Shorn of euphemism, this is closer to how a restrained child feels. In our research we came across many similarly distressing accounts.  Children who were bewildered, humiliated, accepting, resigned, ashamed or – perhaps most worryingly – so desensitised that they just didn’t care if they were hurt anymore.  It’s not just the physical harm restraint causes.

Sociologist Stanley Cohen wrote of our use of ‘special vocabularies’, words we deploy to deal with social suffering, to inoculate us against the everyday atrocities we witness around us.  Deborah Coles is co-director of INQUEST, the charity that supported Gareth Myatt’s mother throughout the coronial proceedings and whose lobbying was instrumental in raising awareness of the risks restraint presents to detained children.  As she explains, ‘This euphemistic use of language simply masks the truth of what they’re doing to vulnerable children.  Which is hurting them.  And subjecting them to fear and violence.’

Calculus

The amount of pain we inflict on detained children is not just a technical question.  It’s a moral one.  We must see through the lattice of half-lies and euphemisms to get at the essential questions: what are such children worth? what kind of treatment do they deserve – what if it were our child?

We must never forget that we don’t have to do it this way.  One hopes that MMPR will reduce the injuries to children.  But then there were high hopes for PCC, the ‘safer’ system that ultimately killed Gareth Myatt.  And all of this must be seen in the context of the latest annual statistics, which show an increase of 17 percent in restraint incidents to 8419 uses of force on children.

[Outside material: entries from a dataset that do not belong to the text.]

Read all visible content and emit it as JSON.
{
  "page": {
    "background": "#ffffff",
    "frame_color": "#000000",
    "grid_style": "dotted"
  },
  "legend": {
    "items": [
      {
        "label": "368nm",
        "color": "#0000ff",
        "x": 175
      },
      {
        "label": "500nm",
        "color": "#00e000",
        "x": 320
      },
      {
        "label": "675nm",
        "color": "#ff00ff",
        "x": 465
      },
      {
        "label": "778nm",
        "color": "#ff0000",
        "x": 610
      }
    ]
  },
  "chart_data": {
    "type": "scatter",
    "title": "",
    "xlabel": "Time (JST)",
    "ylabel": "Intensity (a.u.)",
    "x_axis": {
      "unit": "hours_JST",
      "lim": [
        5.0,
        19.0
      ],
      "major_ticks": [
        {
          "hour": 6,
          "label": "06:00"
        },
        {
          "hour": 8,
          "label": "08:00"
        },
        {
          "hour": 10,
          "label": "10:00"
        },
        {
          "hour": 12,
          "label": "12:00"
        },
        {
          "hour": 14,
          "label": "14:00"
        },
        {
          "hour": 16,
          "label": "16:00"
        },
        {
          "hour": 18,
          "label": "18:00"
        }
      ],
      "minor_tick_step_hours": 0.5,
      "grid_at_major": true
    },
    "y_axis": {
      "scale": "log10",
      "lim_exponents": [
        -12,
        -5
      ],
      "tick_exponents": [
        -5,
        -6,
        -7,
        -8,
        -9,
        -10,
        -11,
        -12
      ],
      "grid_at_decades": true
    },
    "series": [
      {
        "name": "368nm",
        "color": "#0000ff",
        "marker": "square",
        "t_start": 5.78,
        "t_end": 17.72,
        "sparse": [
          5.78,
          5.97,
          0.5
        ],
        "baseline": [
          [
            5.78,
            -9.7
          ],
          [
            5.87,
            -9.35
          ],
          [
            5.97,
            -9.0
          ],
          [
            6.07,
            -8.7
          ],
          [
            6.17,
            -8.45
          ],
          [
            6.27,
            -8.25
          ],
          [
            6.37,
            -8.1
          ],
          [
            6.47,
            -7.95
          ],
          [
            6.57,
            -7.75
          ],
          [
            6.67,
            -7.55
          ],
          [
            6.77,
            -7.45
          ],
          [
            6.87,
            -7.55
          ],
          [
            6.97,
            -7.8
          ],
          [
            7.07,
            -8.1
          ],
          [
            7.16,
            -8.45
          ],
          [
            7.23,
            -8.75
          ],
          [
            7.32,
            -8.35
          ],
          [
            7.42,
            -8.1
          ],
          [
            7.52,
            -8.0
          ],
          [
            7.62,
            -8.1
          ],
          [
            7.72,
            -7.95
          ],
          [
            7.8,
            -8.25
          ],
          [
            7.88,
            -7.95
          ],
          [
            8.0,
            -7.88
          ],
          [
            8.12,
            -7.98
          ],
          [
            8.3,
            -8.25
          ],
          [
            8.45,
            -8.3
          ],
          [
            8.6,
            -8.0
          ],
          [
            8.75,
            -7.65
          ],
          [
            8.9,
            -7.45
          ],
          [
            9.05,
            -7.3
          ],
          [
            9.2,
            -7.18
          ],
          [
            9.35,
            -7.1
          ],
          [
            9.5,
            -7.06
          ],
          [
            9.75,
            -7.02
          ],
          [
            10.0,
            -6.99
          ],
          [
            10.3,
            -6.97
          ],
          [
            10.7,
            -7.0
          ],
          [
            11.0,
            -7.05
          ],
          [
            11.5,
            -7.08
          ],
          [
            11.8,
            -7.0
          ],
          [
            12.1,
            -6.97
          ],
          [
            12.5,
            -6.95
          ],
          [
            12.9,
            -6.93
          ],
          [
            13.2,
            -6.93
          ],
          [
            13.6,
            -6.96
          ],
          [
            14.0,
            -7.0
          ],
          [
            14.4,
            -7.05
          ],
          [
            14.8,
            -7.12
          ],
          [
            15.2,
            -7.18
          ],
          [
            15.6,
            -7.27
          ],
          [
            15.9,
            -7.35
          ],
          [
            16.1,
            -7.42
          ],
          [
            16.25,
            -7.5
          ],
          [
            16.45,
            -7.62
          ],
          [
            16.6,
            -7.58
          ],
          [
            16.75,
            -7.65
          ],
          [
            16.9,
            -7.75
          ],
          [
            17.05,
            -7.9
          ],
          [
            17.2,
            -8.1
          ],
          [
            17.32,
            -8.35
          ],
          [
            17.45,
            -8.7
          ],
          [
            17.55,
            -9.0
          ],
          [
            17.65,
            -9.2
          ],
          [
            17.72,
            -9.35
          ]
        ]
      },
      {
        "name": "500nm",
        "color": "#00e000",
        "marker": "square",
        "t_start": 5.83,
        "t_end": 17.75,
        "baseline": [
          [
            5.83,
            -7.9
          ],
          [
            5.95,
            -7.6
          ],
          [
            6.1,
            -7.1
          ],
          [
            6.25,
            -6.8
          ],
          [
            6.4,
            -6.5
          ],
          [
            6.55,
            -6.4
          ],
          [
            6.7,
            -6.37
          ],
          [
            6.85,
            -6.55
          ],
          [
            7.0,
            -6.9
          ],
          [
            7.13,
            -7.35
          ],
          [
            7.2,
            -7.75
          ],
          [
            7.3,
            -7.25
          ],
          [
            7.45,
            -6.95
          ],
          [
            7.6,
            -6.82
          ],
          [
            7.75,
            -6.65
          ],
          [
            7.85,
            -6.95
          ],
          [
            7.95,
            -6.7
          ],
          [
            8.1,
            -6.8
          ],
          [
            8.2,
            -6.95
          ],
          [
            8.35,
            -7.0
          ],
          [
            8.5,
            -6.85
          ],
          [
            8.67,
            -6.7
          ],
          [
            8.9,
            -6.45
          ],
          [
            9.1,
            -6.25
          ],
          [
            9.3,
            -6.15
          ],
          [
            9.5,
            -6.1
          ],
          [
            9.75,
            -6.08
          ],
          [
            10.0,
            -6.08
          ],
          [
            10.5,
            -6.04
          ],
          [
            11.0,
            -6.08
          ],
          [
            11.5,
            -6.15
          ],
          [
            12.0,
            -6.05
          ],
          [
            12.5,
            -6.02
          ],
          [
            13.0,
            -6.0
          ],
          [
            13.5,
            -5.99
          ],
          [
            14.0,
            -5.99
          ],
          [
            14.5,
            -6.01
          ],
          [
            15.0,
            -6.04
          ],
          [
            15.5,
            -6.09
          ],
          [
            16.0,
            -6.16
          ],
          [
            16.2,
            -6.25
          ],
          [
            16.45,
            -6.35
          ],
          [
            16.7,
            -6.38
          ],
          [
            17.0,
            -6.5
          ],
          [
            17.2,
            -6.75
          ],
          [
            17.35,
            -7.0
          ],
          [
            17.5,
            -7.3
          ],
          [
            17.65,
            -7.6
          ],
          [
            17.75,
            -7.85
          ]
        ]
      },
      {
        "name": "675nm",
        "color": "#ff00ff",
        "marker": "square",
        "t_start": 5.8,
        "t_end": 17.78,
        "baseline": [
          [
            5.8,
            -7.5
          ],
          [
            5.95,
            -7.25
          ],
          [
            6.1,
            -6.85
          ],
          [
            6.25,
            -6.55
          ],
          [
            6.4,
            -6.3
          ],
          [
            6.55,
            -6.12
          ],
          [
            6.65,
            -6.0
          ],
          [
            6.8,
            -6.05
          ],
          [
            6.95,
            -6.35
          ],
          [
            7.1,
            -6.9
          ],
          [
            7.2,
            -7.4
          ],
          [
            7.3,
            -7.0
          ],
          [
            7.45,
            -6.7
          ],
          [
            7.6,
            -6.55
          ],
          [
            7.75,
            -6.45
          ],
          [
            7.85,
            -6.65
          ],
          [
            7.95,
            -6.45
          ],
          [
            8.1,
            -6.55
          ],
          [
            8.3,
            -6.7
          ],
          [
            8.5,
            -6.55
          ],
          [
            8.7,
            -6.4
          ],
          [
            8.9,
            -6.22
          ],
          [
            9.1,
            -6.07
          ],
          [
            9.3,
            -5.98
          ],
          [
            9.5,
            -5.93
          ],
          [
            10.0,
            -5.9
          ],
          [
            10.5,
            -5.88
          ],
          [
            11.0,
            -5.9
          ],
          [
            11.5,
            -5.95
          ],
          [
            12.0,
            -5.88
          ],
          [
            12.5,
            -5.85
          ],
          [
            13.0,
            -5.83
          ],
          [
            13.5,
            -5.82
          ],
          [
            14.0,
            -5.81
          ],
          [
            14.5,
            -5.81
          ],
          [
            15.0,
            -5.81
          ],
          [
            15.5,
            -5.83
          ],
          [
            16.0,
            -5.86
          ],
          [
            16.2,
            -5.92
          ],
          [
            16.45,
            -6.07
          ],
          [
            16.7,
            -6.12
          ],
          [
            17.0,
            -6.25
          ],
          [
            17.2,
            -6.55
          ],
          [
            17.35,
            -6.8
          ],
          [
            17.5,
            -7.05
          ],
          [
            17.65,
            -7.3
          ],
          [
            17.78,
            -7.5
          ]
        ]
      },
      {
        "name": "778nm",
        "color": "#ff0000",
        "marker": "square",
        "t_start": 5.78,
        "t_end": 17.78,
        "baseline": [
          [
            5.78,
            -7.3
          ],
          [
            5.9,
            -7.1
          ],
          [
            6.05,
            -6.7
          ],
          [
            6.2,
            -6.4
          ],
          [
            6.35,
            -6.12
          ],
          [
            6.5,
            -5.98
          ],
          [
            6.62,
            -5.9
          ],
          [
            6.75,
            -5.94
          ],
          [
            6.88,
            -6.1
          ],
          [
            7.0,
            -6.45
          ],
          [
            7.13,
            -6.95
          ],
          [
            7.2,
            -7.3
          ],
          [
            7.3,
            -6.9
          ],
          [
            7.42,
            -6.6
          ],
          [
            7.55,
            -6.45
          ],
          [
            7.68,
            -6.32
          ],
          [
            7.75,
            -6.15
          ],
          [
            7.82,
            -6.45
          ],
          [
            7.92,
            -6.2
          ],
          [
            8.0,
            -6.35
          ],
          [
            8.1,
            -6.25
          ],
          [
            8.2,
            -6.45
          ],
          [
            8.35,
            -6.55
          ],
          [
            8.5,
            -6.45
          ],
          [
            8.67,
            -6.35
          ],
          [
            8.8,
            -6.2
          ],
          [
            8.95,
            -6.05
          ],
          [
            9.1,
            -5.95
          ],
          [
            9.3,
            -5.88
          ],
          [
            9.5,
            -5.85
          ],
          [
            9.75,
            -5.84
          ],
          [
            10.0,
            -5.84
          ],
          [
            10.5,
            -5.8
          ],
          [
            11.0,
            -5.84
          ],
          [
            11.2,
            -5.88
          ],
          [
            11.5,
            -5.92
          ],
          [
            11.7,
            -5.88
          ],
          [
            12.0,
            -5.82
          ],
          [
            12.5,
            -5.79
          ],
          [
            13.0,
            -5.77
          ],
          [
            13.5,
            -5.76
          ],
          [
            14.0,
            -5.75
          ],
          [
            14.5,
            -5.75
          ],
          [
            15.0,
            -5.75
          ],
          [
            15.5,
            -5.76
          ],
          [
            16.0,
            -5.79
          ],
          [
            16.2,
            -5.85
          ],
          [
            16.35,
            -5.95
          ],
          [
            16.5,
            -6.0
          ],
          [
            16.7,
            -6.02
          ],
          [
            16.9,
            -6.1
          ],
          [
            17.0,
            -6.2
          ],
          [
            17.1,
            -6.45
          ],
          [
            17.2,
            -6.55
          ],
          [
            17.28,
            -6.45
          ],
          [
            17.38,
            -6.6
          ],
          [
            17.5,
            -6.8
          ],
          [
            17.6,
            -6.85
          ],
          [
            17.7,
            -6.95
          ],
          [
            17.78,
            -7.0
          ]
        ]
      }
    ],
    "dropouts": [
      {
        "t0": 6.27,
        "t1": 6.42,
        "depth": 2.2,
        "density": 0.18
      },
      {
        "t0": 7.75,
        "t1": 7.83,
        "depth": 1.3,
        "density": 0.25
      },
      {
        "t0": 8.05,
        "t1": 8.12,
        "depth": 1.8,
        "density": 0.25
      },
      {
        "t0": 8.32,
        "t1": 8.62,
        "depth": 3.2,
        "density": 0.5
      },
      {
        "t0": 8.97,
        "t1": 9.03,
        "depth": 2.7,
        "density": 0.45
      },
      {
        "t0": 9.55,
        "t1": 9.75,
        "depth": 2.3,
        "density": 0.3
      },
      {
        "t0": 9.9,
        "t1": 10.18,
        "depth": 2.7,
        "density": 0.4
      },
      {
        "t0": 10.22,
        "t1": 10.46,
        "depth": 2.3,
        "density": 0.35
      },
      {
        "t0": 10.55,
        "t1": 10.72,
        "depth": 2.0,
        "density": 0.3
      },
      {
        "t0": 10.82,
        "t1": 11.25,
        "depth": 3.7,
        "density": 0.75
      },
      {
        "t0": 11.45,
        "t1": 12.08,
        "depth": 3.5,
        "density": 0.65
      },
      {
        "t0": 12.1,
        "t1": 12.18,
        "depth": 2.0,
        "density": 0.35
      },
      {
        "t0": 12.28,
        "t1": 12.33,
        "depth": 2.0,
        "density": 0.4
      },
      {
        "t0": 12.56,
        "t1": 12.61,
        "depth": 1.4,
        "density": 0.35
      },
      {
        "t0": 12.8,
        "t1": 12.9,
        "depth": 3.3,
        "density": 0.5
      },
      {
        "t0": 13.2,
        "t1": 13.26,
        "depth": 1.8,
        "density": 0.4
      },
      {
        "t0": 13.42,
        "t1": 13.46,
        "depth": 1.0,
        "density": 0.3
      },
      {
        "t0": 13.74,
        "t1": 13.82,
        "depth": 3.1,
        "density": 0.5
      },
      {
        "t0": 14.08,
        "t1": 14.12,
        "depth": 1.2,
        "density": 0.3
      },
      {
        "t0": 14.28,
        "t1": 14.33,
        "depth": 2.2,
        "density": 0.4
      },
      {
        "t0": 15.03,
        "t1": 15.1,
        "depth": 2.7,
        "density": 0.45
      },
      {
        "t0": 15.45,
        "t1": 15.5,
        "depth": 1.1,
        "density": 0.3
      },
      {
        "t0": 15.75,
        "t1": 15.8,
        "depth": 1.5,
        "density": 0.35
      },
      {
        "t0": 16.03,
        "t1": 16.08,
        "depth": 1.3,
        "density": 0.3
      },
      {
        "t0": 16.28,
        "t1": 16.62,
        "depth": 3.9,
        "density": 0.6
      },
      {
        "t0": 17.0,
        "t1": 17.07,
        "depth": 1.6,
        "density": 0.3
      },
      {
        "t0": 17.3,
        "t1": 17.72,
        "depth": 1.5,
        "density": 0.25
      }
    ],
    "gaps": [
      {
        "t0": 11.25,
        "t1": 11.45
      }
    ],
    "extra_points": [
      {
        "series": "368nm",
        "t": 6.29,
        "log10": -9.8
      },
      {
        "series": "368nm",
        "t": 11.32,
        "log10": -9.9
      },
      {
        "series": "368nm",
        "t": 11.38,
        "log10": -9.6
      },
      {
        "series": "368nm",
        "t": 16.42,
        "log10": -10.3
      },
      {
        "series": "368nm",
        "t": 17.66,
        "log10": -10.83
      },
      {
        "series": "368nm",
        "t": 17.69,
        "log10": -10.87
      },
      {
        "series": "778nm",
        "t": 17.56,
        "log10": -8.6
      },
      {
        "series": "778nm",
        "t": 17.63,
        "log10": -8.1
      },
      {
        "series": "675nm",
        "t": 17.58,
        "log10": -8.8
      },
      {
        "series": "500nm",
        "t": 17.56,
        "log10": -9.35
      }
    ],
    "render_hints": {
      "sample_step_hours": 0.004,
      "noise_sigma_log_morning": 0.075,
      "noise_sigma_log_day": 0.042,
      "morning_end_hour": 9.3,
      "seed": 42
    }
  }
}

There is an infernal calculus at one end of which sits cruelty and callousness and at the other compassion and care.  It is no excuse, if we choose pain-inducing solutions, to argue that these are difficult questions.  They are.  But that does not relieve us of the duty imposed by the UN Convention to adopt policies that treat children in a way that is consistent with their dignity and worth, and which reinforces rather than violates their human rights.

Ultimately, pain-inducing restraint disfigures the lives of many of the children it’s inflicted upon.  It also dents the moral claims of the society that authorises it.